Quattro righe, a metà foglio, riportano
fedelmente la confidenza che il superpentito della cosca mafiosa dei
casalesi ha affidato, a fine settembre, ad un funzionario dello Stato,
che ha poi riferito tutto alla polizia. Un incontro non casuale, ma
dettato probabilmente da motivi di vecchia consuetudine. Forse i due si
sono fermati a parlare intorno a un caffè; forse a cena. Durante quel
colloquio, il pentito dei casalesi, uno dei primi a collaborare con lo
Stato, già imparentato con le famiglie più in vista del gotha
criminale, spiega di aver saputo che a ridosso di Natale scatterà la
tragica vendetta contro lo scrittore. Perché? "Troppo caos ha provocato
quel libro, un fenomeno", spiegherà a voce la persona che assume le
informazioni dal pentito. Nella trascrizione l'alto esponente della polizia, da Milano, scrive:
"Quest'ultimo (il pentito dei casalesi, ndr) avrebbe riferito (al
funzionario) che entro fine dicembre il famoso scrittore del libro
Gomorra, Saviano Roberto, sarebbe stato ucciso insieme alla sua scorta,
in quanto con il suo libro aveva fatto troppo clamore". La segnalazione
investe subito i vertici della polizia e del Comando generale
dell'Arma. Si restringono ulteriormente le maglie della protezione:
cautela massima, non c'è spazio per minimi cedimenti all'impenetrabile
rete dei controlli e delle bonifiche previste a ogni spostamento di
Saviano. C'è chi, dai massimi livelli delle forze dell'ordine, valuta
anche la necessità di misure radicali: non ultima quella di prevedere
un temporaneo trasferimento all'estero.
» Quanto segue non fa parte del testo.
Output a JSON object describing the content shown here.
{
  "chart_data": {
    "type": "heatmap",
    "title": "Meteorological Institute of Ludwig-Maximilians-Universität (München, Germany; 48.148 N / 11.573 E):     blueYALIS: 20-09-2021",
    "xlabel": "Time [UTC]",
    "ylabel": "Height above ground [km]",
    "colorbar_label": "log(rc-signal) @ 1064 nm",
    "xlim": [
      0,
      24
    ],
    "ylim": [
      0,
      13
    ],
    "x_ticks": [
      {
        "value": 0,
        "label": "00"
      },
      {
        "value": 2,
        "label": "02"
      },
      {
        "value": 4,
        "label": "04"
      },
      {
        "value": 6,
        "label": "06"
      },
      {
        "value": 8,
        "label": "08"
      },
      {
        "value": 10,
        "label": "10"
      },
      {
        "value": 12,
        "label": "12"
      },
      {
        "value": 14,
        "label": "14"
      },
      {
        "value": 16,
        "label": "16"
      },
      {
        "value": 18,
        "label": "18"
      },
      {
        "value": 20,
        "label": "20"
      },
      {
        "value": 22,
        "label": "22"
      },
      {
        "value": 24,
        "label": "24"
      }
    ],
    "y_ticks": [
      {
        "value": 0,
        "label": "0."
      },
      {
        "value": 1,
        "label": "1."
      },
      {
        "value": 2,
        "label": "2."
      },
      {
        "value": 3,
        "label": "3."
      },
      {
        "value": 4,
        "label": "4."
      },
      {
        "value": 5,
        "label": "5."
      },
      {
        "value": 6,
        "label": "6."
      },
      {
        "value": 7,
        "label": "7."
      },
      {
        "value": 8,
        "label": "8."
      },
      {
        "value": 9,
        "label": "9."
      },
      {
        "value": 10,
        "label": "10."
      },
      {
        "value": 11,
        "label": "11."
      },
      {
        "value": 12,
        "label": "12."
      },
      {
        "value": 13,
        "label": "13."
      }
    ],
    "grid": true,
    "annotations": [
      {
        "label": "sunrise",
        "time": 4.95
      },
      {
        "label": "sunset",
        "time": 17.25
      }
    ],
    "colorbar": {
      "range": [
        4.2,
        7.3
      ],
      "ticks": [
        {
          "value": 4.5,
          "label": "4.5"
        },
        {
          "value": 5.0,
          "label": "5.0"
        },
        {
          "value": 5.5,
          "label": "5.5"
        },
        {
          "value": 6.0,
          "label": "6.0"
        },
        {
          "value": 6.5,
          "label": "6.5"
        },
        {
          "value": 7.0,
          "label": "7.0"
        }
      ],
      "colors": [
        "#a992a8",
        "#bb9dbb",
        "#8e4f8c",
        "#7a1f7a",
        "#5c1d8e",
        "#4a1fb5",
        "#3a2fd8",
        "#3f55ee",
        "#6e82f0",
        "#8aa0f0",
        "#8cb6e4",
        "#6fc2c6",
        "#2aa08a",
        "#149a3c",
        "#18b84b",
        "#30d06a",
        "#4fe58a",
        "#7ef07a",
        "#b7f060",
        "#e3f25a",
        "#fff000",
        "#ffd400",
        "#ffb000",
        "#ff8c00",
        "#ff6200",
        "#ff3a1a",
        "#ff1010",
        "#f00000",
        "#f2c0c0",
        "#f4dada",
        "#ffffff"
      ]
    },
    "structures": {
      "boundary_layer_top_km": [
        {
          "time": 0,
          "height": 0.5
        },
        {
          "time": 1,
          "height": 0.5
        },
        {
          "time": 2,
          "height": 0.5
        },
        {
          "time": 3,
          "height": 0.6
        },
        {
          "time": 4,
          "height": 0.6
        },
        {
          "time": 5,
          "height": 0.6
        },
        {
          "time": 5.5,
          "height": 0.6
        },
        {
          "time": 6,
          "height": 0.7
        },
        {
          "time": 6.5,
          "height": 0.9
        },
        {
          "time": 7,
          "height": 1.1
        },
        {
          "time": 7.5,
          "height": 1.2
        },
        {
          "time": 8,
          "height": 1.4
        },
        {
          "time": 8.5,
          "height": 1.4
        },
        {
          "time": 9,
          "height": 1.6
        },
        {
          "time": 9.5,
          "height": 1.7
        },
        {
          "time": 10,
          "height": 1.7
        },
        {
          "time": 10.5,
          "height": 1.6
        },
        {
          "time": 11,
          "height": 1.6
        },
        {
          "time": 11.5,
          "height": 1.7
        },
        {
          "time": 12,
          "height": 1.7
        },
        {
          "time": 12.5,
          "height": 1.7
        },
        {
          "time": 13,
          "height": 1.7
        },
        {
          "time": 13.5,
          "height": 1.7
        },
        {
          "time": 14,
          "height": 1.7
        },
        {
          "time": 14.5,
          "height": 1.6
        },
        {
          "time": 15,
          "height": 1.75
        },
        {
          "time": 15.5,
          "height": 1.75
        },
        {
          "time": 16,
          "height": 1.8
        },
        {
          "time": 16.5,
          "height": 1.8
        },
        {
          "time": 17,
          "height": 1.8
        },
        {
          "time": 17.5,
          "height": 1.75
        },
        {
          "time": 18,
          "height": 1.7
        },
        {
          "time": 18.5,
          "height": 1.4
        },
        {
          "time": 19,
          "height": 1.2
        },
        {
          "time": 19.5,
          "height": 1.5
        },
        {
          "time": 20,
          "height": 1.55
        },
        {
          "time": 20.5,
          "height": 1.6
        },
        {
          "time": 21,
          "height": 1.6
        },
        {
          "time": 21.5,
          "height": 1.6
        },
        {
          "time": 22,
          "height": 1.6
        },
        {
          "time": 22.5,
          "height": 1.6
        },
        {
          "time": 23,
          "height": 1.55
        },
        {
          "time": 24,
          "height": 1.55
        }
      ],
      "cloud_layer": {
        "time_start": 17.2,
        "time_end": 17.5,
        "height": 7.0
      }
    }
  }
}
Franco Roberti, il
procuratore aggiunto antimafia, non entra nel merito della vicenda ma
ribadisce: "Sappiamo da tempo che lo scrittore Saviano è esposto, le
misure di protezione intorno alla sua persona saranno le più adeguate".
Ma nessuno può escludere, rispetto all'eco dettagliato di questa
presunta sentenza di morte - "entro dicembre, con la scorta" -
eventuali collegamenti con l'agghiacciante scenario di vendetta che
emerge dopo i blitz messi a segno da polizia e carabinieri, in Terra di
Lavoro, con il pool esperto di casalesi della Dda di Napoli. Più circostanze giustificano la massima allerta degli inquirenti
Quell'incontro tra il superpentito e il suo ospite risale al 27
settembre scorso. Cioè: nove giorni dopo i 7 morti innocenti (prima
Antonio Celiento, ammazzato perché un confidente di polizia; poi i sei
ghanesi massacrati nella sartoria); e tre giorni prima che lo Stato
assestasse un colpo di maglio al gruppo stragista, con la cattura di
tre dei suoi più fidati killer, Alessandro Cirillo, Giovanni Letizia e
Oreste Spagnuolo, e il sequestro di uno spaventoso arsenale - 11 armi,
tra cui un kalashnikov. Proprio Spagnuolo il 6 settembre decide di
collaborare con lo Stato. Il 7 racconta un dettaglio che oggi,
collegato alla minaccia indirizzata a Saviano, mette i brividi. Setola
infatti, il superlatitante in fuga, il killer ritenuto ideatore (con
placet del boss Bidognetti) della sequenza di omicidi e terrore contro
imprenditori coraggiosi e parenti di pentiti, da alcune settimane "era
a caccia di un detonatore con un telecomando". Lo racconta il
neopentito Spagnuolo. "Setola mi ha parlato del fatto che cercava di
procurarsi un detonatore con telecomando. Diceva che era un modo facile
per uccidere", ha precisato. Roberto Saviano oggi ripete: "Non cambia niente, l'importante è tenere
la testa sollevata". È la stessa cosa che ripetè, il 17 settembre del
2007, in piazza a Casal di Principe, l'ultima sua apparizione in una
piazza: "Ragazzi, non fatevi strappare il diritto alla felicità".
Forse, lo stava dicendo anche a se stesso.